Suddenly, our traffic wasn’t just apps calling APIs or apps calling LLMs. It was AI agents calling APIs through tools, often without a human in the loop. This was powerful but risky. Agents could choose the wrong tool, make high-cost calls, or access sensitive systems without clear oversight.
We extended our gateway into an MCP Gateway layer. This allowed us to:
- Authenticate agents with delegated credentials
- Enforce tool-specific policies and allow-lists
- Apply the same rate and scope controls used in other layers
- Log every step of agent-to-tool interaction
Routing MCP activity through the gateway meant customers could finally trace an AI agent’s behavior from the initial LLM decision to the final API response. This was a huge leap in visibility and governance — a building block toward full lineage, where every action is explainable and auditable.
The Layers Come Together

By this point, we could see clearly: these weren’t separate products. They were interlocking layers in a single system. Outbound API governance, AI-specific controls, and agentic/MCP enforcement each address different problems, but together they form a holistic agentic gateway.
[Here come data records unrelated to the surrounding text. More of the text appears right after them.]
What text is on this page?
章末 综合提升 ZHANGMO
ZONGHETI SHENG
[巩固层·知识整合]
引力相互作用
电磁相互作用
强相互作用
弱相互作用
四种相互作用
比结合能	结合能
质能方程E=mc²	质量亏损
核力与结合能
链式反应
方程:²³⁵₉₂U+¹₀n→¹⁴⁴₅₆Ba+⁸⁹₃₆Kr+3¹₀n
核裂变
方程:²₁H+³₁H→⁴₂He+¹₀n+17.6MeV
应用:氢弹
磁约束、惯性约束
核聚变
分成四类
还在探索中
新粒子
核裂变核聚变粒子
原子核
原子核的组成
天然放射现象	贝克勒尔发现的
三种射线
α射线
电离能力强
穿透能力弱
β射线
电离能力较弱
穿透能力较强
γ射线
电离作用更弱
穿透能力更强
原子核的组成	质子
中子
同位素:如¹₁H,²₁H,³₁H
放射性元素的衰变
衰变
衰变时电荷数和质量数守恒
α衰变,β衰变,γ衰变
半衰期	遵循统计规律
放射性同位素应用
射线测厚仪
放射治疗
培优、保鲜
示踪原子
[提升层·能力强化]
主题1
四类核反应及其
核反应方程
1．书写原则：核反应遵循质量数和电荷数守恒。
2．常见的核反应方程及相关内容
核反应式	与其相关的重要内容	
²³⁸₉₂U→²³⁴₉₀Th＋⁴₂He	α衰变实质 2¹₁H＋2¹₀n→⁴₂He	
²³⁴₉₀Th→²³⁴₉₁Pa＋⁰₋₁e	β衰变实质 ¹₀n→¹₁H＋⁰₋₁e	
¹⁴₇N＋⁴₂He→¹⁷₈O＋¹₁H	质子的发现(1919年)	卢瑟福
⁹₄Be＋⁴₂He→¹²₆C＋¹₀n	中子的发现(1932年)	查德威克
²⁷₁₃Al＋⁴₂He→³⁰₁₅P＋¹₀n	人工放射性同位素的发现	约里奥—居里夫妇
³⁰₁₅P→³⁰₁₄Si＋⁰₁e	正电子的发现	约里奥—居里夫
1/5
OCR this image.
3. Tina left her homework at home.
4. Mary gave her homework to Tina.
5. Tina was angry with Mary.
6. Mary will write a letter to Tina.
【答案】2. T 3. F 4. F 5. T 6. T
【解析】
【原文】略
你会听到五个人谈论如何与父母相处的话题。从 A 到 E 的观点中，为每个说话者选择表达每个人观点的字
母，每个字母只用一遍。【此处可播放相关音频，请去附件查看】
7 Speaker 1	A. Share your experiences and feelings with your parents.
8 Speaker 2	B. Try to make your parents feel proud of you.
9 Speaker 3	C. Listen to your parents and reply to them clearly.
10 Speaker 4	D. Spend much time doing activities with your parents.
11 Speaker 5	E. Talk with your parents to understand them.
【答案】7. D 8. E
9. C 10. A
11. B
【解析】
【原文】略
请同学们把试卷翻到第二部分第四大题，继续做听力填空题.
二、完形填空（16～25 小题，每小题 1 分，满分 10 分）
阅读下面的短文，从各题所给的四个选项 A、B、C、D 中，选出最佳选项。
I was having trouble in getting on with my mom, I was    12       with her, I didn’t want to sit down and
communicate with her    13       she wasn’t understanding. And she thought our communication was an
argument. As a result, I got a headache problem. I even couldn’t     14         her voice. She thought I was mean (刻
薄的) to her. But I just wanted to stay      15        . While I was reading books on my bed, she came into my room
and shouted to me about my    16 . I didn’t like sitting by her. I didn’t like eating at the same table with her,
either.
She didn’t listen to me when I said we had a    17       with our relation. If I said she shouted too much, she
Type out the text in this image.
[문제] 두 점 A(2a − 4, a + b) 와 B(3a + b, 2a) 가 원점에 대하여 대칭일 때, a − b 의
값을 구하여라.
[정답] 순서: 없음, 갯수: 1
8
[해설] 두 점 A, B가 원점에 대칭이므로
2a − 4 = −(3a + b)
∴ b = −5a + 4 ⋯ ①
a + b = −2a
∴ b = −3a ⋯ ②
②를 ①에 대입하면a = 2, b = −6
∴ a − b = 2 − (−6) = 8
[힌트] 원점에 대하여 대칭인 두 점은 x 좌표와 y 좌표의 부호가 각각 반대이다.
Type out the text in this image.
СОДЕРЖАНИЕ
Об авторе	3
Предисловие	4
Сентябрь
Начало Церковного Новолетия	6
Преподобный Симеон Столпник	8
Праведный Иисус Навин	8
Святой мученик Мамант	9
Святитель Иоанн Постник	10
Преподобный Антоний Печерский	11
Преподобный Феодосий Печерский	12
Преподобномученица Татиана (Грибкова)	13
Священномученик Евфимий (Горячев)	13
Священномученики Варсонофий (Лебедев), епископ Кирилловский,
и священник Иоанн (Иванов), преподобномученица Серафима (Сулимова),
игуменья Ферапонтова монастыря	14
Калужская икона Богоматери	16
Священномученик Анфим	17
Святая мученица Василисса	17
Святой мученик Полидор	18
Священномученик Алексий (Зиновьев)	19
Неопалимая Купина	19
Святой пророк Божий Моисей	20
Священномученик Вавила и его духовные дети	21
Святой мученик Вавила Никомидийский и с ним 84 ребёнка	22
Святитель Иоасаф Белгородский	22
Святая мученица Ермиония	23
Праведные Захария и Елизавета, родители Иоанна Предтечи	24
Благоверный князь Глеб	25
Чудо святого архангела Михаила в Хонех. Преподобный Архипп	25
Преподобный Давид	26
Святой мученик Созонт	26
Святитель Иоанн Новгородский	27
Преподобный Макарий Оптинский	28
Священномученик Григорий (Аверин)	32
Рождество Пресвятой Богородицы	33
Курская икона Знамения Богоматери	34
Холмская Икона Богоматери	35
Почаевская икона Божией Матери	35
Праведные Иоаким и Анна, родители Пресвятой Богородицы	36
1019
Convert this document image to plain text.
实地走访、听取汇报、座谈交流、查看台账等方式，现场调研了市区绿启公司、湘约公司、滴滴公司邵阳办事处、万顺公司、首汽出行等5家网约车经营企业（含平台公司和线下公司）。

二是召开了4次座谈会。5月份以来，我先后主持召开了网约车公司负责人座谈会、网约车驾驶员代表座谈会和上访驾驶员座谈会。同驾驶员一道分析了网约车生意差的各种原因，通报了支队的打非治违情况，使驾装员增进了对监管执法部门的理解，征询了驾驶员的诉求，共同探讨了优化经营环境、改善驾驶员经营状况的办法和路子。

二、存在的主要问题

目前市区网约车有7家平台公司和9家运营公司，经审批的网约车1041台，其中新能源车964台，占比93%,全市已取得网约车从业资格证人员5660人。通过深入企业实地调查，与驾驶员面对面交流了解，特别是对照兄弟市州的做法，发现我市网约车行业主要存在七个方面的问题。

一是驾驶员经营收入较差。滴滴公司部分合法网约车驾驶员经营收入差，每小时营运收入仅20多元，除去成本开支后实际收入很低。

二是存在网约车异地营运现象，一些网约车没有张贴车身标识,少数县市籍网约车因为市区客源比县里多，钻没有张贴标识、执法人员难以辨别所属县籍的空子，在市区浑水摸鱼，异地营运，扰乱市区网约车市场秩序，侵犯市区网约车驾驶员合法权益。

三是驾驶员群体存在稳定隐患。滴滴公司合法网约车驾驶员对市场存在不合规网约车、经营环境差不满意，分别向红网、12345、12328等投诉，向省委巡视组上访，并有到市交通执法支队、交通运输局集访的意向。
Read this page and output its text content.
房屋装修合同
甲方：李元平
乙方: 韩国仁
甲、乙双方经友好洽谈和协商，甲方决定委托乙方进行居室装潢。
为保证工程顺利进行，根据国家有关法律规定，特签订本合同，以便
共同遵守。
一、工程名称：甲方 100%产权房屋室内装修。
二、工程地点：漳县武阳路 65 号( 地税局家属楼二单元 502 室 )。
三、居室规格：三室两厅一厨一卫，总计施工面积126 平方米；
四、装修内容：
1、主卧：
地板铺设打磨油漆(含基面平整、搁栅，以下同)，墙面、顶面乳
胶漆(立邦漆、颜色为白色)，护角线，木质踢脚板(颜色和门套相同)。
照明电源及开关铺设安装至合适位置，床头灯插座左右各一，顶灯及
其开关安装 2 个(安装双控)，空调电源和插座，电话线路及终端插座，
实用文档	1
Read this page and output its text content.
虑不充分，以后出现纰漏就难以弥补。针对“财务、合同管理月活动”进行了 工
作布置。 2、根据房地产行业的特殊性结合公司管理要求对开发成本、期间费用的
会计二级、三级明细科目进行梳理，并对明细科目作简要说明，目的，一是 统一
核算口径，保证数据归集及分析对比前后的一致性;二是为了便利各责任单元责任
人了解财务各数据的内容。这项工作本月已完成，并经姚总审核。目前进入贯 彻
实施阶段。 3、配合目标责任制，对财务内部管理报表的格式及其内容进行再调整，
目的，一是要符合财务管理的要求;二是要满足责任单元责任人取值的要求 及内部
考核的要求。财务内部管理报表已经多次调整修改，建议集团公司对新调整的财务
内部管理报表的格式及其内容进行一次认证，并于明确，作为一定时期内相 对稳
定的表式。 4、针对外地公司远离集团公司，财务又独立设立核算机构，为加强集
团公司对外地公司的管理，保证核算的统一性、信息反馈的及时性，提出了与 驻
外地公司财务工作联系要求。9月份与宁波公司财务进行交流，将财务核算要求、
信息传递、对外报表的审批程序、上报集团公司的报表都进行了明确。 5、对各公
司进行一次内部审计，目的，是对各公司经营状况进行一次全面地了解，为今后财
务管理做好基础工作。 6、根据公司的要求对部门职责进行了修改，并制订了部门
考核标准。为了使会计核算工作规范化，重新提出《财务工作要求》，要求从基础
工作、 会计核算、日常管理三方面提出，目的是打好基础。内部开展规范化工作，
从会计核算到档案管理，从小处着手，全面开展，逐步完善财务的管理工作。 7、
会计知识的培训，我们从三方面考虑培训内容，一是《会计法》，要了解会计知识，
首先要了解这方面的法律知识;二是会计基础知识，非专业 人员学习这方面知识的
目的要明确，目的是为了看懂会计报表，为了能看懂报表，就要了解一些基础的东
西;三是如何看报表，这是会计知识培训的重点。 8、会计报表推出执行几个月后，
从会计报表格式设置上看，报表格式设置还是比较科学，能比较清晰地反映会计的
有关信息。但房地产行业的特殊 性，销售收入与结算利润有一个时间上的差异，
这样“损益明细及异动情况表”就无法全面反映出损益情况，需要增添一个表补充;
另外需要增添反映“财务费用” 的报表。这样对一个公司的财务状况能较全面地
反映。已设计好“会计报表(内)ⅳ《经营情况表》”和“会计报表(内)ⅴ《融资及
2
This unified stack ensures that policies are applied consistently, no matter where a request originates. Whether it’s a front-end service making a Stripe call, a chatbot sending a prompt to OpenAI, or an agent invoking an MCP plugin, it all passes through one control plane. Observability is centralized, policies are unified, and compliance teams get a single source of truth for what happened, when, and why.
Still Building Toward the Vision
We have not yet reached the holy grail of complete lineage — tracing every AI decision from the original human prompt through every agent action and API call, with full context at each step. But we are building toward it. Each deployment, customer discussion, and industry development pushes us closer, adding more detail to the picture and more capabilities to the stack.
Like others in this space, we’re still learning and iterating. But with each new layer, we get closer to turning AI from an opaque, unpredictable actor into a well-governed, transparent part of enterprise infrastructure.
Looking Ahead
The agentic era is still young. We expect more interoperability standards, more sophisticated agents, and new categories of AI-driven automation. Our goal remains the same: provide the infrastructure that lets enterprises embrace autonomy without losing control.
That means refining policies to adapt in real time, expanding integrations with AI development platforms, and deepening our lineage capabilities so organizations can not just observe AI behavior but understand and trust it. The layers we’ve built so far are the foundation — the control cockpit from which enterprises can safely scale AI across their operations.
As AI agents take on more critical roles, our job is to ensure the infrastructure behind them is as adaptive, reliable, and intelligent as the agents themselves.